Interestingly, our hypothesis that the elementary scoring systems22,23 have a better reproducibility than complex systems21,24,25 was proved to be incorrect: Despite the different levels of experience in cartilage research, all investigators obtained similar results for each grading system. Specifically, neither training level, the complexity of the system, nor the presence of cartilage-specific histomorphometric parameters (e.g., chondrocyte clustering or tidemark formation) influenced the reproducibility, in good agreement with previous findings.26,48 Thus, the capability to perform a precise histological analysis of articular cartilage repair does not depend on the degree of experience of the investigator, whichever scoring system is used.
The two histological scoring systems developed by the International Cartilage Repair Society60,61 were not included here, because they are designed for the evaluation of biopsies of human articular cartilage repair tissue. Since such core biopsies ideally are taken from the centre of the defect, 60 they do not allow to judge parameters such as integration or the overall assessment of the entire repair tissue. Moreover, parameters are either reported separately without yielding an overall point value 60 or scored using a visual analogue scale, 61 rendering a comparison to categorical numerical grading systems difficult.

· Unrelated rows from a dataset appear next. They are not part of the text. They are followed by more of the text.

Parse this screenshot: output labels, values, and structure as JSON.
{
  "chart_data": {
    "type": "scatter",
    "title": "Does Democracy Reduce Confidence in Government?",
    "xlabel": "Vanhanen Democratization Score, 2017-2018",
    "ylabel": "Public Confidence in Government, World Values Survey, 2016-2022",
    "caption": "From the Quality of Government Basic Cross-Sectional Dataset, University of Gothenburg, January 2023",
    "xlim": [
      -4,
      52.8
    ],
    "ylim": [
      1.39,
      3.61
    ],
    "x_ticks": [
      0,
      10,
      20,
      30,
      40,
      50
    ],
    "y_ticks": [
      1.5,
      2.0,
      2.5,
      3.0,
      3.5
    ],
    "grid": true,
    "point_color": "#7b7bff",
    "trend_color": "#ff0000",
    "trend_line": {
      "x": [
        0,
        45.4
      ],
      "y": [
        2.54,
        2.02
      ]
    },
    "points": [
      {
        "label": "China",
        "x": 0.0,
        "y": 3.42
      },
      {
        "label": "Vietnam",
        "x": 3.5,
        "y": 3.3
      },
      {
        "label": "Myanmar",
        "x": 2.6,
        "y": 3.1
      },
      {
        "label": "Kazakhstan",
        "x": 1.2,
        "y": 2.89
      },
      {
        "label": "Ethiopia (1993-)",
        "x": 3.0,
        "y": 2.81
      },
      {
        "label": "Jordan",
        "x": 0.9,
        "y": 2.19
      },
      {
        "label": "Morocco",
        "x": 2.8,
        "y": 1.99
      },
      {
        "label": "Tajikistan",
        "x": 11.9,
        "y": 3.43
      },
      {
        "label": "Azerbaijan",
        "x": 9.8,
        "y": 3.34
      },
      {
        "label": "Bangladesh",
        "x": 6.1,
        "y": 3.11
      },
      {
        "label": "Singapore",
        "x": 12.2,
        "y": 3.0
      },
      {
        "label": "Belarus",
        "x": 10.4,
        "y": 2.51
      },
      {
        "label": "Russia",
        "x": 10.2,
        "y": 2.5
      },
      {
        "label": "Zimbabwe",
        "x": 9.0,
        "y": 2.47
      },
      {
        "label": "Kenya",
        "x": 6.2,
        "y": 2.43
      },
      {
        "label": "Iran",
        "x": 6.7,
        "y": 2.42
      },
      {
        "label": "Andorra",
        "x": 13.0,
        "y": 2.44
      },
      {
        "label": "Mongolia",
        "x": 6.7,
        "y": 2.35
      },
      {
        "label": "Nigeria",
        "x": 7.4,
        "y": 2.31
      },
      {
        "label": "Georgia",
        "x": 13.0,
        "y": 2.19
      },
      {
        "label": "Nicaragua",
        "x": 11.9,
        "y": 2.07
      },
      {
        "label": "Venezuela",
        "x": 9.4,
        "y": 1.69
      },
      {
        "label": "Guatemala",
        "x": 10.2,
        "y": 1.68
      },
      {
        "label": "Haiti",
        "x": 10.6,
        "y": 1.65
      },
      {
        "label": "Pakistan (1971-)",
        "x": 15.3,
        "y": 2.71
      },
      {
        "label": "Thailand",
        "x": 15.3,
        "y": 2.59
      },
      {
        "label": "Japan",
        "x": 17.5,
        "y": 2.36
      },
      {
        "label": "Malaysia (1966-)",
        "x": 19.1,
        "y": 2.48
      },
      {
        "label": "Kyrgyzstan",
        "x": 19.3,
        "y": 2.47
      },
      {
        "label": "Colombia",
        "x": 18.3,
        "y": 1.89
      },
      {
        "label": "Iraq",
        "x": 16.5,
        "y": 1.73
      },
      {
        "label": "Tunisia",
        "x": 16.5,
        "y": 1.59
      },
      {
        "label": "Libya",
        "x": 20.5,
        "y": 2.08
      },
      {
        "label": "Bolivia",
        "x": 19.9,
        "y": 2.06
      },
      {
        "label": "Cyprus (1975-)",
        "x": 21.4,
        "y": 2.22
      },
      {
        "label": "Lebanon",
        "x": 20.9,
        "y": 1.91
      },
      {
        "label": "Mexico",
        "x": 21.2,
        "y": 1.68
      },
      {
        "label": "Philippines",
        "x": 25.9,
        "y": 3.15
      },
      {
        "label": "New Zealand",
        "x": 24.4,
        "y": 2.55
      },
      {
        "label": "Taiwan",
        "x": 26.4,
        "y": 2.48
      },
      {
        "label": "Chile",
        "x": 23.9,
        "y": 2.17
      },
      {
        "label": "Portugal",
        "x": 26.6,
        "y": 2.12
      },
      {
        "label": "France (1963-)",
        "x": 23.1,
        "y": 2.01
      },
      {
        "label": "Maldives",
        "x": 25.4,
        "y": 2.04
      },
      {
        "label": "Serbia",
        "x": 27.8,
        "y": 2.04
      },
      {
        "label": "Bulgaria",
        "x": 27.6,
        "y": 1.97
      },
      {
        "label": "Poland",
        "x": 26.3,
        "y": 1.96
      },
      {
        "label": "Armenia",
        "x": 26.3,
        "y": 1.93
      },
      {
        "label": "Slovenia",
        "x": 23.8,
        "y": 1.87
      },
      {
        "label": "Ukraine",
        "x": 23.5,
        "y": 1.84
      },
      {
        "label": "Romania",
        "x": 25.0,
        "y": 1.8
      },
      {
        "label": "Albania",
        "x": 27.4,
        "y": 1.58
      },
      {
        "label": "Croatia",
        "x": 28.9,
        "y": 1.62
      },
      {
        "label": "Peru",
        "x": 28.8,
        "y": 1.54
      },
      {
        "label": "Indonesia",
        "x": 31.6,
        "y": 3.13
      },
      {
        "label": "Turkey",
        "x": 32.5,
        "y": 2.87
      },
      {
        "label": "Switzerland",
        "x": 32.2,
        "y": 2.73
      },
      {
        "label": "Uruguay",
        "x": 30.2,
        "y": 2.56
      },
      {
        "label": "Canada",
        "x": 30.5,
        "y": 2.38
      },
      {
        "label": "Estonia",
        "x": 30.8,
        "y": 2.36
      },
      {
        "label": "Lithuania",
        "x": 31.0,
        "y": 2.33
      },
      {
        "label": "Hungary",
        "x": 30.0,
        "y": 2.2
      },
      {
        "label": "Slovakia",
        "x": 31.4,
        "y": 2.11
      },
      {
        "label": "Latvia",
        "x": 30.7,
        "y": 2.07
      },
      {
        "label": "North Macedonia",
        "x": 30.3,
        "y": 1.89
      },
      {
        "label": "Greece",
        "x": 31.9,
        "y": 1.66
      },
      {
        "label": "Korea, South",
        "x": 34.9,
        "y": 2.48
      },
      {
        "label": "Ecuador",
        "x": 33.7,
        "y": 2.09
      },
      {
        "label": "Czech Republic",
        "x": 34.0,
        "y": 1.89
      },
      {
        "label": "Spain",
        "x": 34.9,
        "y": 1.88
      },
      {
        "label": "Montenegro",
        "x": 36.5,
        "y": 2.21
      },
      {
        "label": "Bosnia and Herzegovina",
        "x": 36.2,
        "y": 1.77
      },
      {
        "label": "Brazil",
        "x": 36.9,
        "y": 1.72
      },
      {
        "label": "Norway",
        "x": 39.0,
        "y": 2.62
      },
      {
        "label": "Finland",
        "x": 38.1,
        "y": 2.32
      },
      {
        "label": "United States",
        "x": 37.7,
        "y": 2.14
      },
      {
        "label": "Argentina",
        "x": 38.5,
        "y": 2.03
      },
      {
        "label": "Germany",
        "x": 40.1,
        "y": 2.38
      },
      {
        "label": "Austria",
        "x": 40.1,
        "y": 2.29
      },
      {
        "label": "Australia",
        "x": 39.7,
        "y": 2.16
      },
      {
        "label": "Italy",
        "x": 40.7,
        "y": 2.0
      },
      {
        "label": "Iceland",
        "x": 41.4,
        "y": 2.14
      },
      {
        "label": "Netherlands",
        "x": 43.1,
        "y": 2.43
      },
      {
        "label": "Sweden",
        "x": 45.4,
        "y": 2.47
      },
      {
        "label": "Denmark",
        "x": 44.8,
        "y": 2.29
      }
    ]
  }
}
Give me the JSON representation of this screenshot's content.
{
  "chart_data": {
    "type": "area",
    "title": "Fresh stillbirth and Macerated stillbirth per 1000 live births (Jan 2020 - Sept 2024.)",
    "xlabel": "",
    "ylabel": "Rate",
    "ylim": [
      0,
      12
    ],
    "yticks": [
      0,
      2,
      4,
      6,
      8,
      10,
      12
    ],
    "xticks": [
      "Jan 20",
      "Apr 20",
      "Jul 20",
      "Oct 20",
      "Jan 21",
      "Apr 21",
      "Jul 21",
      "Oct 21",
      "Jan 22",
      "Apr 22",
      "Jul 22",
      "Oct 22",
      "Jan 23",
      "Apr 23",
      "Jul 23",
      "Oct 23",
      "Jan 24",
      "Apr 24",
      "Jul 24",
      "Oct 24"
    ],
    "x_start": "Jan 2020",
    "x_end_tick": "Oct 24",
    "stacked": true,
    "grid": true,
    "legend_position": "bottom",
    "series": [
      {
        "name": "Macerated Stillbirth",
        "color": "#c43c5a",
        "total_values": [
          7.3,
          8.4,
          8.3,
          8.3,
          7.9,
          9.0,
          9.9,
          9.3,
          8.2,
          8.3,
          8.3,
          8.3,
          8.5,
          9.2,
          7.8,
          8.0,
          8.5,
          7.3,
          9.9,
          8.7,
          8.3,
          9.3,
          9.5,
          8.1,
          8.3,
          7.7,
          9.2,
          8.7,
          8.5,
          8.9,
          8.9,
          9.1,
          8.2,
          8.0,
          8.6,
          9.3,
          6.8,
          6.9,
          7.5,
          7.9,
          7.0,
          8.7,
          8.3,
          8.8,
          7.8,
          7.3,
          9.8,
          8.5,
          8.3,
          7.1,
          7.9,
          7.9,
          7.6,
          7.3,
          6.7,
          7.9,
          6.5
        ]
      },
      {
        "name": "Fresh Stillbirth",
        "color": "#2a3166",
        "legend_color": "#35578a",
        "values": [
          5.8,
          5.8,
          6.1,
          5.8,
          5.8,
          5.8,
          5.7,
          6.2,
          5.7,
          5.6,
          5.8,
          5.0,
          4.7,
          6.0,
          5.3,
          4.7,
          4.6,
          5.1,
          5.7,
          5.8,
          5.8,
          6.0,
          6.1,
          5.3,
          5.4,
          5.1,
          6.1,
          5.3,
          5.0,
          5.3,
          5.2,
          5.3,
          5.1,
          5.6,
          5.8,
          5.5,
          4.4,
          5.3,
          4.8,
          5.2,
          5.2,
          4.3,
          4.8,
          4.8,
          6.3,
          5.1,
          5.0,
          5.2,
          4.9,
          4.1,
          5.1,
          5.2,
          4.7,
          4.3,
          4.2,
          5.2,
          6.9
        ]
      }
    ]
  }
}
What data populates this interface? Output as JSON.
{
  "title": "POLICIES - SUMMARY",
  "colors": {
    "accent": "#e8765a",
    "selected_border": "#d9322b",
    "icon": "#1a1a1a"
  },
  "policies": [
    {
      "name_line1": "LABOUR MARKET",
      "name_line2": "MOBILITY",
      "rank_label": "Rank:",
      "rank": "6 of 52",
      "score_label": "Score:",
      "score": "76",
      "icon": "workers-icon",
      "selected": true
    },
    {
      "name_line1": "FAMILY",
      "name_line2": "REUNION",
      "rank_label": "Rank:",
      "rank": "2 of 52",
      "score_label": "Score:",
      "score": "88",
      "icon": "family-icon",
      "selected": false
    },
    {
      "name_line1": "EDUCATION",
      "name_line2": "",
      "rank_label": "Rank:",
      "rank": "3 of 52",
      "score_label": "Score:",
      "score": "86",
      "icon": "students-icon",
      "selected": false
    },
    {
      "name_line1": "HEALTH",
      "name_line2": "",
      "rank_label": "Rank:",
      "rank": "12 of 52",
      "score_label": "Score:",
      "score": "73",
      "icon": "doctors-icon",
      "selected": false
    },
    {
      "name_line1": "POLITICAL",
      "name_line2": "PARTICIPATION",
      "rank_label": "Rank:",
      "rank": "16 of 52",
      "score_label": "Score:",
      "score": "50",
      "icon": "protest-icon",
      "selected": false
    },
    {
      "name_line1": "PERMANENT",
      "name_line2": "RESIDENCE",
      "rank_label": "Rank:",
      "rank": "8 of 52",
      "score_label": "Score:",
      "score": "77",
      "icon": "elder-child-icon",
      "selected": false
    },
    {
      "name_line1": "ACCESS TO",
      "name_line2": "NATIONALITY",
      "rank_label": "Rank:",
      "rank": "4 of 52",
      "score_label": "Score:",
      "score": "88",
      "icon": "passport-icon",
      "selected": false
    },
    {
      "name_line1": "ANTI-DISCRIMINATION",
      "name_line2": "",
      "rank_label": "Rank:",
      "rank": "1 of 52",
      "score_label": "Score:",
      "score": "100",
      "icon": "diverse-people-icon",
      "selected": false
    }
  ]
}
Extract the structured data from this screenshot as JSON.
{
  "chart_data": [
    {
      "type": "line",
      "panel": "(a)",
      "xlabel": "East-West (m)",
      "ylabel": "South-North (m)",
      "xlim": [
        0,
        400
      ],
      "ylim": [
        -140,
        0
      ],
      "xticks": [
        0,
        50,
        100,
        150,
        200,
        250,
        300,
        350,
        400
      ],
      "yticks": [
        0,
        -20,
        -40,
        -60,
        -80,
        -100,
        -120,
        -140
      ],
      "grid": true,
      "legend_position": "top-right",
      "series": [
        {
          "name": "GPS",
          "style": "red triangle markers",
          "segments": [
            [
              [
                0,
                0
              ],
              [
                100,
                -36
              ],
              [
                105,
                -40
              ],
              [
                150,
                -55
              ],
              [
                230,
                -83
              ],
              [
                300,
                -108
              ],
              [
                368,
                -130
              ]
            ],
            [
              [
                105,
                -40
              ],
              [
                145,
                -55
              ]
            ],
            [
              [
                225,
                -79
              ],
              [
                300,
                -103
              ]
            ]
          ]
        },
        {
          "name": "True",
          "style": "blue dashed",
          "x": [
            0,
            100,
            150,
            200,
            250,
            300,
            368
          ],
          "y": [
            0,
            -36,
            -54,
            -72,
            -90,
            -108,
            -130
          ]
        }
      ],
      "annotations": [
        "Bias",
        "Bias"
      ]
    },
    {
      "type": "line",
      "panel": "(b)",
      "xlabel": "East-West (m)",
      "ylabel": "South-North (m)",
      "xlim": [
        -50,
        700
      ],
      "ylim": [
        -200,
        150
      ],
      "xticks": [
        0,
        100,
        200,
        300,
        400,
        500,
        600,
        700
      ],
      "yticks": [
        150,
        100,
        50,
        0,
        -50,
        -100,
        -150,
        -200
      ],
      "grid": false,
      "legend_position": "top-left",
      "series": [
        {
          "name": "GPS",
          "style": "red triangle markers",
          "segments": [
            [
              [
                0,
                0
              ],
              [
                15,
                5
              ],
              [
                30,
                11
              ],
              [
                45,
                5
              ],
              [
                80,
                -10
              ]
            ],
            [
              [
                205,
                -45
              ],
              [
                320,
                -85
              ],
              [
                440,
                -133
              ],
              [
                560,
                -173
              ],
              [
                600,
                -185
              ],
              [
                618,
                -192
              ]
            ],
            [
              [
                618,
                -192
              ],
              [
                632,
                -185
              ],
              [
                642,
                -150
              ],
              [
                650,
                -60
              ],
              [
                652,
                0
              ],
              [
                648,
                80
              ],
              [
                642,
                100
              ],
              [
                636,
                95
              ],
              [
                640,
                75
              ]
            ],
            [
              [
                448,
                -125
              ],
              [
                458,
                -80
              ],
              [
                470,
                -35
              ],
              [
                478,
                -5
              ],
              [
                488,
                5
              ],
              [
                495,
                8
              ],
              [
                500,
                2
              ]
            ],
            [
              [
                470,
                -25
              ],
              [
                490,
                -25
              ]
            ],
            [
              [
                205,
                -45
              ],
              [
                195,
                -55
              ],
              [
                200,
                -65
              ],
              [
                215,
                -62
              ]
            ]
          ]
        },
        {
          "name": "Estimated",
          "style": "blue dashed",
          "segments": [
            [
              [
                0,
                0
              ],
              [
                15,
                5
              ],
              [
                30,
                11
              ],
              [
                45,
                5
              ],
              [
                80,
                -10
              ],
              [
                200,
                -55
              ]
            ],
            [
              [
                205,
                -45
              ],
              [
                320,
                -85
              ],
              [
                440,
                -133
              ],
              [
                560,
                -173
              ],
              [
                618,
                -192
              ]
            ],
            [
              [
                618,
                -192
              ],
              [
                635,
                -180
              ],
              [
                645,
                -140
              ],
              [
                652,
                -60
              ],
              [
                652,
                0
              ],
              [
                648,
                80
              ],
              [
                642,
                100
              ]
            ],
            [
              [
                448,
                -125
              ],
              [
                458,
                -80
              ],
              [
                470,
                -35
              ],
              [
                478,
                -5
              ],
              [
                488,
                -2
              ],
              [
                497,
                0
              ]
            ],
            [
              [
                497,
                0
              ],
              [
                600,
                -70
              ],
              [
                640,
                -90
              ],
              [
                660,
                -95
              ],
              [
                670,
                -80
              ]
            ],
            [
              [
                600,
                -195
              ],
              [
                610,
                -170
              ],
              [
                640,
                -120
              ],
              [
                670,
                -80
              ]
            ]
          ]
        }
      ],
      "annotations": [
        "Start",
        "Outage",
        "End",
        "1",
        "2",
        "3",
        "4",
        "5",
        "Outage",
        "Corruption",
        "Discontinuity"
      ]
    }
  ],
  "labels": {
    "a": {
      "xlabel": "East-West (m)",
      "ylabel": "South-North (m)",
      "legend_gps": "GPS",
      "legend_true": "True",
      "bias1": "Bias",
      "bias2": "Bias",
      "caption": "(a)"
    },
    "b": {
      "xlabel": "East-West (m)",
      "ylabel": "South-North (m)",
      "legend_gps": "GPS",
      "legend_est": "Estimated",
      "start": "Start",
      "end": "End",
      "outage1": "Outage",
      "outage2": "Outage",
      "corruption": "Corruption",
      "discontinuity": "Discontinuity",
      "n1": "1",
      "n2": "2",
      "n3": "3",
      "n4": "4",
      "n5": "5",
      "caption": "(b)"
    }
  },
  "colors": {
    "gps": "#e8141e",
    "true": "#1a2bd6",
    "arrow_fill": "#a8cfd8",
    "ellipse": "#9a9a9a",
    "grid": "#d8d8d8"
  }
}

Complex scoring systems provide more descriptive information about the nature of the repair tissue, especially about structural and cellular characteristics or the presence of degenerative changes.19,21 Interestingly, the differences between the three treatments investigated here were best reflected by the Sellers score, in good agreement with previous studies,29,35,62,63 while the other scoring system did not illustrate the extent of such differences. Therefore, the Sellers score may be of particular value to detect minute differences between treatment groups. Intriguingly, complex systems do not correlate better with biochemical data than basic systems, and the high internal correlation coefficients between all scores (Spearman's ρ 0.628–0.905) confirm the validity of basic systems compared with more detailed scores. These findings support the continuing value of such grading systems.
Conclusions
In summary, all of the five histological grading systems evaluated here allow for a high reliability and reproducibility to evaluate articular cartilage repair. Both elementary and comprehensive histological scoring systems are suited to quantify articular cartilage repair. Histological and biochemical evaluations are complementary tools to assess experimental articular cartilage repair in vivo.
Footnotes
Acknowledgment
The authors thank Yasmin Lindner for performing one evaluation of the histological sections. They also thank E. Kabiljagic for expert technical assistance during animal experiments.
Disclosure Statement
No competing financial interests exist for all authors.